The novel contains a wide range of characters from different classes in Toronto society making Yesterday's Dead engaging and realistic. This variety of characterization serves to demonstrate that the pandemic was not respectful of class divisions, infecting both the rich in Rosedale, and their poorer neighbours in Cabbagetown - a fact that surprises Meredith.
Although the novel has a predictable end, Yesterday's Dead is a historical novel that gently, yet realistically portrays what life was like in Toronto during the influenza pandemic of 1918-1919. Tens of thousands of Torontonians sickened and approximately 1,700 died. In fact so many died, that the undertakers would pass along the streets every day to collect the dead bodies. Life came to a virtual standstill while the pandemic passed through.

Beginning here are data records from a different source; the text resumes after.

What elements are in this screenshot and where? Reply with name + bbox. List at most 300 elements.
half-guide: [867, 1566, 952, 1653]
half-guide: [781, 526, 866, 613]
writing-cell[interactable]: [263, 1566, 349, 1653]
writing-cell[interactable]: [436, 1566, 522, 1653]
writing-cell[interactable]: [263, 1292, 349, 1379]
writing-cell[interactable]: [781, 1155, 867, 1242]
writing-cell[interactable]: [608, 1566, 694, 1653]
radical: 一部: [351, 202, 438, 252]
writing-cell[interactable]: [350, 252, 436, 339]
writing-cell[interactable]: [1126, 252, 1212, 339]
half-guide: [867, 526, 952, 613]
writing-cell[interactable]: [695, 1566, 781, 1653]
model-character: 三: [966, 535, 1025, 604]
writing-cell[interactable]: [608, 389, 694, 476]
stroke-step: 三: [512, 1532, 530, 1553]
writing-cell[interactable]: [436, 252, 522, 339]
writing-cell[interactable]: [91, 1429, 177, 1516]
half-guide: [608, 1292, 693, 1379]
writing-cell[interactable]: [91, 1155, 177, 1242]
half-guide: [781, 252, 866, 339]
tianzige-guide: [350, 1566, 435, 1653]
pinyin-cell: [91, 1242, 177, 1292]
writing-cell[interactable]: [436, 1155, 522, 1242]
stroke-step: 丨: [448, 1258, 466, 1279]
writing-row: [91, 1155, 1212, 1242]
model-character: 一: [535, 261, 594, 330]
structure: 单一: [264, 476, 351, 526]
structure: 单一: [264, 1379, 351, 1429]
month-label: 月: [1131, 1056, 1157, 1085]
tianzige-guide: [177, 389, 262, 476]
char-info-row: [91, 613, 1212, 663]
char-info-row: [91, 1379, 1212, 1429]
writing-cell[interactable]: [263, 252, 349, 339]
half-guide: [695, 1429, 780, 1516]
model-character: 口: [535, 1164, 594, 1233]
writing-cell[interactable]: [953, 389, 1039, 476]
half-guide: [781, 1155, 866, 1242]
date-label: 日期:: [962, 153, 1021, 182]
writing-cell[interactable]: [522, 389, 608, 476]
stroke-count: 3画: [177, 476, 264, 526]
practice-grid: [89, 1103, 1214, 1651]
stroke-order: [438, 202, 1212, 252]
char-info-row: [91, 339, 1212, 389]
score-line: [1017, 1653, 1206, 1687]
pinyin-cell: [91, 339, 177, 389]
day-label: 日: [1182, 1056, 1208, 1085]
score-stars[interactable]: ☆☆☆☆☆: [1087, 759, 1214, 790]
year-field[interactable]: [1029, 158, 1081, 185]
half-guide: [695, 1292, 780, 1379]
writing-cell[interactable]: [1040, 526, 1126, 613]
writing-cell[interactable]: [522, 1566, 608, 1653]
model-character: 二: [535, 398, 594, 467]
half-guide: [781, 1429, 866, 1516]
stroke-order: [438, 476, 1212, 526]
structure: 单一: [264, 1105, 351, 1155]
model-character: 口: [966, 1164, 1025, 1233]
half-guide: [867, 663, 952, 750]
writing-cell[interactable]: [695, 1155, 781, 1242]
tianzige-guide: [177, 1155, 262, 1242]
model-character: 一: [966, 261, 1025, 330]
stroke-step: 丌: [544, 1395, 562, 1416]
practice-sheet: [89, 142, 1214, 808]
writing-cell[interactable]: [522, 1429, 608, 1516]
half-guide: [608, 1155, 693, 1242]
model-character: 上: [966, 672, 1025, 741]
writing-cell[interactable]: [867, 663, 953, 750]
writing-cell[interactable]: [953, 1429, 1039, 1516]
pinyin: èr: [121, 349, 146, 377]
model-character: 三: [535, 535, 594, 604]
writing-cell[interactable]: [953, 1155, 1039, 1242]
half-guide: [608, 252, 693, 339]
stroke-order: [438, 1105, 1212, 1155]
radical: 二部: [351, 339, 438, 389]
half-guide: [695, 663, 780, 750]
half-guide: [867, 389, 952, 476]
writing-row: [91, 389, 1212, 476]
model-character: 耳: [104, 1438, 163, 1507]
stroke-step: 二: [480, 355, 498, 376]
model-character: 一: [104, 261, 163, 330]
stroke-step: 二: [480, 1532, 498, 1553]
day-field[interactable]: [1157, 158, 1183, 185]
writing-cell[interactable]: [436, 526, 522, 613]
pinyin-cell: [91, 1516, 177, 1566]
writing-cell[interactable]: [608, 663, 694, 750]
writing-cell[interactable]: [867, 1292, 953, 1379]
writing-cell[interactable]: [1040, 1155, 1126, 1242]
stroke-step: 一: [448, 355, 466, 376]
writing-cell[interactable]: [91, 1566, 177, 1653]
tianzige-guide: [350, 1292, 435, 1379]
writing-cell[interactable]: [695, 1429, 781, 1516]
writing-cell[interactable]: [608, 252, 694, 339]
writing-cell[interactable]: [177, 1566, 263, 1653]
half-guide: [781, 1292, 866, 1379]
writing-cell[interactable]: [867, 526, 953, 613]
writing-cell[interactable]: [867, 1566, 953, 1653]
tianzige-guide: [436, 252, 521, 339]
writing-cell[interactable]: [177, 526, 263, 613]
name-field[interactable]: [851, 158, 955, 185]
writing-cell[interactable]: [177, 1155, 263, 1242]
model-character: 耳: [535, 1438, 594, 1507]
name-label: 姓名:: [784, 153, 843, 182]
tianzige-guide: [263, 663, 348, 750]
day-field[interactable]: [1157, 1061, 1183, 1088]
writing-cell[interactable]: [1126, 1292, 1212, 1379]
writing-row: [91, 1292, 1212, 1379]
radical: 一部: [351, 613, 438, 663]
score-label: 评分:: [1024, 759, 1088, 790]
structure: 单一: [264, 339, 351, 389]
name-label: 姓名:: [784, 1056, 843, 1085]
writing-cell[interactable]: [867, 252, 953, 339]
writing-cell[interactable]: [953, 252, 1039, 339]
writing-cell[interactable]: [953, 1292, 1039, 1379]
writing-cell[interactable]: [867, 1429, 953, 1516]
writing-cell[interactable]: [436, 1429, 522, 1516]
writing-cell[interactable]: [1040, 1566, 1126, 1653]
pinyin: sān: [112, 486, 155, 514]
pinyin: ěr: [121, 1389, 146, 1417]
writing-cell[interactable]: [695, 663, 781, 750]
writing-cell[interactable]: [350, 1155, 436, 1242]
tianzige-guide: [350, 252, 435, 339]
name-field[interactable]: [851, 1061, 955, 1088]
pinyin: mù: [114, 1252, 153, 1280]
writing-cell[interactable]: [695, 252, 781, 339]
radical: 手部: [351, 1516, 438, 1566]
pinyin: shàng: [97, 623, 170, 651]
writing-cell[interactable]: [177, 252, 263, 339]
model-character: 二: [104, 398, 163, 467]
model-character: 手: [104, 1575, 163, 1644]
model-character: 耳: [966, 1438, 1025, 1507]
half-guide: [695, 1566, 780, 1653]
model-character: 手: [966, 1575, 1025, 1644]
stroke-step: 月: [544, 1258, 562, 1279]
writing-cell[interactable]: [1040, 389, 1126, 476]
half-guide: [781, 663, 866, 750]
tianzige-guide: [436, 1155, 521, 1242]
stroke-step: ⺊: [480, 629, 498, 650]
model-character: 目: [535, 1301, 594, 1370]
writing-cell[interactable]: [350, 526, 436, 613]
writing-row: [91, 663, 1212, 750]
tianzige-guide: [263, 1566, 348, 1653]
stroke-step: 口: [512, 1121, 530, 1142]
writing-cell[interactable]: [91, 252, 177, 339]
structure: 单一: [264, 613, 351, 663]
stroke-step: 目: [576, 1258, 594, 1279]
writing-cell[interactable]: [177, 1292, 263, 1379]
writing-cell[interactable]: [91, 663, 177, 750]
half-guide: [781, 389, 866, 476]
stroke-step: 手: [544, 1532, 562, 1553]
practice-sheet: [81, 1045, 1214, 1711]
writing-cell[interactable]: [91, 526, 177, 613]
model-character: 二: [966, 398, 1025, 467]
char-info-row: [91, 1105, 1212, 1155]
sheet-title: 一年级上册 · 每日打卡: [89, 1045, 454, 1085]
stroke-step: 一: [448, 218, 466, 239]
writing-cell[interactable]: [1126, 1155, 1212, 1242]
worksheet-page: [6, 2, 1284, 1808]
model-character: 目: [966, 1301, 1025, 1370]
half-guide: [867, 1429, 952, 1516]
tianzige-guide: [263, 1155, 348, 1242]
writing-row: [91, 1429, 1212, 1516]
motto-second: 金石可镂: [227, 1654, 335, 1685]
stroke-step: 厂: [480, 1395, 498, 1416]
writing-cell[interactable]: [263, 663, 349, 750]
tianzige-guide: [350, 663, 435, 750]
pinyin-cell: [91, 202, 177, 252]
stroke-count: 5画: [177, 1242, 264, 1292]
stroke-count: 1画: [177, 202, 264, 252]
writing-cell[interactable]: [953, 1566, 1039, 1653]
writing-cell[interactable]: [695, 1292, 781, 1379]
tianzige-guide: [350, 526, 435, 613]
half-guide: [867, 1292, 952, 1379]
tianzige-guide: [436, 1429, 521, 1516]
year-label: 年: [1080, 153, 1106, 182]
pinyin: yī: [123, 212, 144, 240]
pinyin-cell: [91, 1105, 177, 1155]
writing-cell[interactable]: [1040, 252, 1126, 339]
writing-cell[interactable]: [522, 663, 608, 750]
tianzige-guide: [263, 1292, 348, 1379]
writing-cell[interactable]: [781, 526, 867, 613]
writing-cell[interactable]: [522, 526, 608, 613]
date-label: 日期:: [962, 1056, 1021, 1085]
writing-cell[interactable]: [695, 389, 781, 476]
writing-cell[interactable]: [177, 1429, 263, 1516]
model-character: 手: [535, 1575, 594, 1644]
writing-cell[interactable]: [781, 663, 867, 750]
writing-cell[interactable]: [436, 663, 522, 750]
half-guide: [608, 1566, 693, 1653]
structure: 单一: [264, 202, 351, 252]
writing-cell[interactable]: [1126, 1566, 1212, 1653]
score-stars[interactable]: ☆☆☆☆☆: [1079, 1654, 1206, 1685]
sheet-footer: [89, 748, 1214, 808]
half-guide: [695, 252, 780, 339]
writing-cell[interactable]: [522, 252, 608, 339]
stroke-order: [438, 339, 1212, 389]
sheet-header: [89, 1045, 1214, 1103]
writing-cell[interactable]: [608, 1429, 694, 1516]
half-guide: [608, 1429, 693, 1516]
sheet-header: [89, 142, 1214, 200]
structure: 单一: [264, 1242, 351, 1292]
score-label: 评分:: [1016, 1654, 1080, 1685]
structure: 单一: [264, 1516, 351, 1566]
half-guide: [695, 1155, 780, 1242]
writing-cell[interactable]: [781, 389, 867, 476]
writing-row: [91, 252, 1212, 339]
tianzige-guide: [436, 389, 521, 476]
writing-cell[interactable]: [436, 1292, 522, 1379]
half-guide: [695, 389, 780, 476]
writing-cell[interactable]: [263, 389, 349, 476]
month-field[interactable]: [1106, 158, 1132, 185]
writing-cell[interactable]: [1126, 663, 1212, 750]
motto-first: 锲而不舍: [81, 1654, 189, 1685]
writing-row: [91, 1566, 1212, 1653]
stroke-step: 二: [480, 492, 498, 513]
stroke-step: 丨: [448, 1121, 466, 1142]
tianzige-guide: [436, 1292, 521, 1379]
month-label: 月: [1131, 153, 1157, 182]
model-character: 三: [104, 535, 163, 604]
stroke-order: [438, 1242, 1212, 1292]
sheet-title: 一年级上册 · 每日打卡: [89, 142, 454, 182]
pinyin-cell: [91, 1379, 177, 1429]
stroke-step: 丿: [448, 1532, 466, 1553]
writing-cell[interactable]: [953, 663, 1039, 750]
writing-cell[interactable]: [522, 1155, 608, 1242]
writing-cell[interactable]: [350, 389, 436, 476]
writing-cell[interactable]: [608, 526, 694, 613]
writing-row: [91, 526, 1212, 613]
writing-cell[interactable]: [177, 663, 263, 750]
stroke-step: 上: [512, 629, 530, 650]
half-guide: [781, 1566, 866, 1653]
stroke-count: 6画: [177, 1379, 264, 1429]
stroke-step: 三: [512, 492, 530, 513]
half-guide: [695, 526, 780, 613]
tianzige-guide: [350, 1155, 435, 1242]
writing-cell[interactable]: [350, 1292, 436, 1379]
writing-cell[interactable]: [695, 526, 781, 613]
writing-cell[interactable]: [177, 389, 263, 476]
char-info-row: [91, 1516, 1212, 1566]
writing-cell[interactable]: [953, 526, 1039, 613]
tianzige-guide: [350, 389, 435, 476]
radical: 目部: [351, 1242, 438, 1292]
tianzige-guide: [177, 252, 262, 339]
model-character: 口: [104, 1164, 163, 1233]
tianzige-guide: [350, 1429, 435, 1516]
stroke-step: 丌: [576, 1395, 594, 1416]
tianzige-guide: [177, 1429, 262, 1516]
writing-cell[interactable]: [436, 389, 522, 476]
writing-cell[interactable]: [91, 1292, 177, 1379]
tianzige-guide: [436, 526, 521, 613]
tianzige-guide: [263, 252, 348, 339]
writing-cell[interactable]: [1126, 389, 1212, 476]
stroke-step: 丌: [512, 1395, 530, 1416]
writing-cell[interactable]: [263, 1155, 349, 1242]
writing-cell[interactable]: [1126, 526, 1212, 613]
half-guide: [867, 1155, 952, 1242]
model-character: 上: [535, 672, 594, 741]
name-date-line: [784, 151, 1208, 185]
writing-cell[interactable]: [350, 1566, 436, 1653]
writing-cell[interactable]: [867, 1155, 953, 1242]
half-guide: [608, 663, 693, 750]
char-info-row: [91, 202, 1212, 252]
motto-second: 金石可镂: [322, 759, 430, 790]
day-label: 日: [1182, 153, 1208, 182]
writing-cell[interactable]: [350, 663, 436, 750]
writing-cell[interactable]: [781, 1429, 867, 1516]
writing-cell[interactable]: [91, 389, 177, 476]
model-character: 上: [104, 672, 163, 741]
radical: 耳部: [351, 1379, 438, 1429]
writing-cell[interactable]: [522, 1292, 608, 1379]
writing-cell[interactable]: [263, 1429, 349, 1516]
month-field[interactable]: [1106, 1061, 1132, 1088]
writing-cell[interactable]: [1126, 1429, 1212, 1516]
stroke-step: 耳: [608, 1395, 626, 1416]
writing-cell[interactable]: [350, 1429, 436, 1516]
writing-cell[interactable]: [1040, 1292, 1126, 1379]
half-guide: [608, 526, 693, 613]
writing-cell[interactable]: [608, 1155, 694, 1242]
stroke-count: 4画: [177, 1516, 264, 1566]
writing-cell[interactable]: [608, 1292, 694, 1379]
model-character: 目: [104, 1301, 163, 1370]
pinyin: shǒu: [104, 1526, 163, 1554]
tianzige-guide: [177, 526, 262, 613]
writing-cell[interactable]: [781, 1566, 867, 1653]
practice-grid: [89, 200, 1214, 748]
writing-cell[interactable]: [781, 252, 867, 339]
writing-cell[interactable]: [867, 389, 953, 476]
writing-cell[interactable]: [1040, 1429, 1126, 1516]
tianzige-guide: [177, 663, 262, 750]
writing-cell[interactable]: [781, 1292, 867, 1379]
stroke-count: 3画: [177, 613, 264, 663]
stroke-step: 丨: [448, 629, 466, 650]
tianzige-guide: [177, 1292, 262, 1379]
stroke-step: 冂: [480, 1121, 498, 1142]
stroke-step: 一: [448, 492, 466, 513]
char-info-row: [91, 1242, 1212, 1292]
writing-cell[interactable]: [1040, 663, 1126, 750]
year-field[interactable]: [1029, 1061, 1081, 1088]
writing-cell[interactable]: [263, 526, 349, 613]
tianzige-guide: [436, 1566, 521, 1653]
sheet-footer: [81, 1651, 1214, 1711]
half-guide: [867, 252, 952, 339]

Hospitals were overrun and short-staffed since many doctors and nurses had left to serve at the front or on the military bases. The novel accurately states that retired doctors and nurses were called upon to treat the sick and dying.
Bourke also provides young readers with a glimpse at what young working as maids could expect in the early 20th century. Meredith has lied about her age to get her job and has given up schooling because she needs to help her family financially. This was an all too common scenario for many children at this time.
The title of the novel refers to the section in the daily newspapers entitled, Yesterday's Dead, which published the names of those people who died the previous day -- as the above quote demonstrates. The novel has an excellent and accurate historical note at the back which provides young readers with more information on the 1918 influenza pandemic as it relates to Toronto. This novel will be of interest to young readers, 11 to 14, who are interested in Canadian historical fiction.
It is likely there will be more historical novels written on the 1918 pandemic in the coming years, as the 100th anniversary of this event approaches. It's refreshing to read a novel with a Canadian perspective on such a major historical event. A great debut novel for author Pat Bourke.